In the township the population was spread out, with 23.8% under the age of 18, 4.6% from 18 to 24, 23.7% from 25 to 44, 26.2% from 45 to 64, and 21.7% who were 65 years of age or older. The median age was 43 years. For every 100 females, there were 106.4 males. For every 100 females age 18 and over, there were 105.9 males.

The median income for a household in the township was $27,885, and the median income for a family was $31,786. Males had a median income of $21,625 versus $21,429 for females.
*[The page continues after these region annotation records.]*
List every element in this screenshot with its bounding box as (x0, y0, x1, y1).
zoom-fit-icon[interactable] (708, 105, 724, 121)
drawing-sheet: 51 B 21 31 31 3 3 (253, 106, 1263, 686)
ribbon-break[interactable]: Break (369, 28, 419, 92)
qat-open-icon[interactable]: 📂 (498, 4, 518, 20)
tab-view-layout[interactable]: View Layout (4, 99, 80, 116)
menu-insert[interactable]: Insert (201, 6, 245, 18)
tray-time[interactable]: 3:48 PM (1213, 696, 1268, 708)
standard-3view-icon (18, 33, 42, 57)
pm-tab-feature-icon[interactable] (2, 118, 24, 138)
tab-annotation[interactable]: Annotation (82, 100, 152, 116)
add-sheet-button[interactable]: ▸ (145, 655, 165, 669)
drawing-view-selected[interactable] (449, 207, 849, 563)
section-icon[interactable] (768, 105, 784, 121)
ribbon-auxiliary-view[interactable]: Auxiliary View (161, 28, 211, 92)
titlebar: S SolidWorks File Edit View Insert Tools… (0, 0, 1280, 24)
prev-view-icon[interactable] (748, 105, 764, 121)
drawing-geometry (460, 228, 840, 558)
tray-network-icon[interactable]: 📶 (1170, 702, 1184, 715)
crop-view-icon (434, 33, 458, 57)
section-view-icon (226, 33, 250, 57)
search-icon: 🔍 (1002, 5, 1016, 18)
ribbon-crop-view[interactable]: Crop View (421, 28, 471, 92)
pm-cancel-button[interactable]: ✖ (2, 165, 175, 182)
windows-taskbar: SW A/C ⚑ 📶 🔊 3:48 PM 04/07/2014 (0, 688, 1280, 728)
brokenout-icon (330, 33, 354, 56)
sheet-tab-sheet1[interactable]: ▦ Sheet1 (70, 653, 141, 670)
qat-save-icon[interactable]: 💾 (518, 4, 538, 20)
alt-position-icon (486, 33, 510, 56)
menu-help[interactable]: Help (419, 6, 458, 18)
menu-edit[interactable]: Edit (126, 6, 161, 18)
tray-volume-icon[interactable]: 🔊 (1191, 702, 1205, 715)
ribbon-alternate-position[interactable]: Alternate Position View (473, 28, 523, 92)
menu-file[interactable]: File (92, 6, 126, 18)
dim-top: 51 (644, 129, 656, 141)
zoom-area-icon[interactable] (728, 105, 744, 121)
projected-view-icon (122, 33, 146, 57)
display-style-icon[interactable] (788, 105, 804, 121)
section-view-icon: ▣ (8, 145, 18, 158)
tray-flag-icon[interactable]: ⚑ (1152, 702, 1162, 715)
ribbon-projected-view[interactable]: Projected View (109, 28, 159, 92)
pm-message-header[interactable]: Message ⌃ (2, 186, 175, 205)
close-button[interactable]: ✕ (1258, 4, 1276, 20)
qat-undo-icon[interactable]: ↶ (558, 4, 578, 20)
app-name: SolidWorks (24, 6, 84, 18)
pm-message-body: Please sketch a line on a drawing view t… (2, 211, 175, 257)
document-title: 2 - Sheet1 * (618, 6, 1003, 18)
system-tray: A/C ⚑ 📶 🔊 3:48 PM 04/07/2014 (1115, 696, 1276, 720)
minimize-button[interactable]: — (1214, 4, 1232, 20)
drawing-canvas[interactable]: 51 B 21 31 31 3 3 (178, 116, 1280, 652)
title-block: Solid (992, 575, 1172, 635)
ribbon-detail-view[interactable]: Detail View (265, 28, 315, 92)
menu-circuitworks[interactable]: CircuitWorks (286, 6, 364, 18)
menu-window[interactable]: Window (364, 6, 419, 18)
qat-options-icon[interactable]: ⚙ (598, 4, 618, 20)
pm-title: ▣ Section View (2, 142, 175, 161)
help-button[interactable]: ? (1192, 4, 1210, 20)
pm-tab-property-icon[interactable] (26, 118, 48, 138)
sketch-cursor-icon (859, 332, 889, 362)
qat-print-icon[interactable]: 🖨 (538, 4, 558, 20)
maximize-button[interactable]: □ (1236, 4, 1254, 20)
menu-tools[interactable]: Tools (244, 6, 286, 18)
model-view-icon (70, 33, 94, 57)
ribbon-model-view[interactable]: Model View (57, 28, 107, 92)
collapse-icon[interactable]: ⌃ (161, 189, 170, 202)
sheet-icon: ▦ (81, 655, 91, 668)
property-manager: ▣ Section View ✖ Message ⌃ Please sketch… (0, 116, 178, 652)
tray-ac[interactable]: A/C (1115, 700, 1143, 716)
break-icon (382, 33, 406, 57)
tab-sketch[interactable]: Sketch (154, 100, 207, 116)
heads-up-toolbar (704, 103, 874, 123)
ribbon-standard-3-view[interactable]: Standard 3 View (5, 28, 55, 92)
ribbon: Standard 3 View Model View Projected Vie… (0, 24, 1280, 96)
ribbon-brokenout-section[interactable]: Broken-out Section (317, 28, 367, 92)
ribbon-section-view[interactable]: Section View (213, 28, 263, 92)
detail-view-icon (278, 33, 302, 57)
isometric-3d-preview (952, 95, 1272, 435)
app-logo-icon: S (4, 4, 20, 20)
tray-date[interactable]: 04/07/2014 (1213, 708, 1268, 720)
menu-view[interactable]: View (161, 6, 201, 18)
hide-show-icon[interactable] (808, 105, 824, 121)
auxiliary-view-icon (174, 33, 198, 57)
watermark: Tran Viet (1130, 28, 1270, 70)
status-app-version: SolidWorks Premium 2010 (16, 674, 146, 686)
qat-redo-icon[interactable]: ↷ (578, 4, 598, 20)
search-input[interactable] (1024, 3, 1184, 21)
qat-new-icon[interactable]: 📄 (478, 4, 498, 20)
The per capita income for the township was $13,519. About 11.7% of families and 13.7% of the population were below the poverty line, including 14.4% of those under age 18 and 10.6% of those age 65 or over.

==Communities and locations==
- Blackwell - A village on Pennsylvania Route 414 in the southern part of the township.
- Doane - A village on Pennsylvania Route 414 in the central part of the township, a few miles northeast of Blackwell.
- Hoytville - A village at the junction of Pennsylvania Route 414 and Pennsylvania Route 287.
- Lorenton - A village on Pennsylvania Route 287 that is on the border with Pine Township in Lycoming County.
- Morris - A village at the junction of Pennsylvania Routes 414 and 287, about a mile northeast of Hoytville.
- Mount Pleasant - A village on Pennsylvania Route 287 in the southern part of the township.
- Pine Creek Gorge - The scenic Pine Creek Gorge runs through western Morris Township.
- Plank - A village in the southeast part of the township.
- Three Springs Run - A village about a mile southwest of Plank and about two miles east of Mount Pleasant.
- Tioga State Forest - Much of western and central Morris Township is covered by the Tioga State Forest.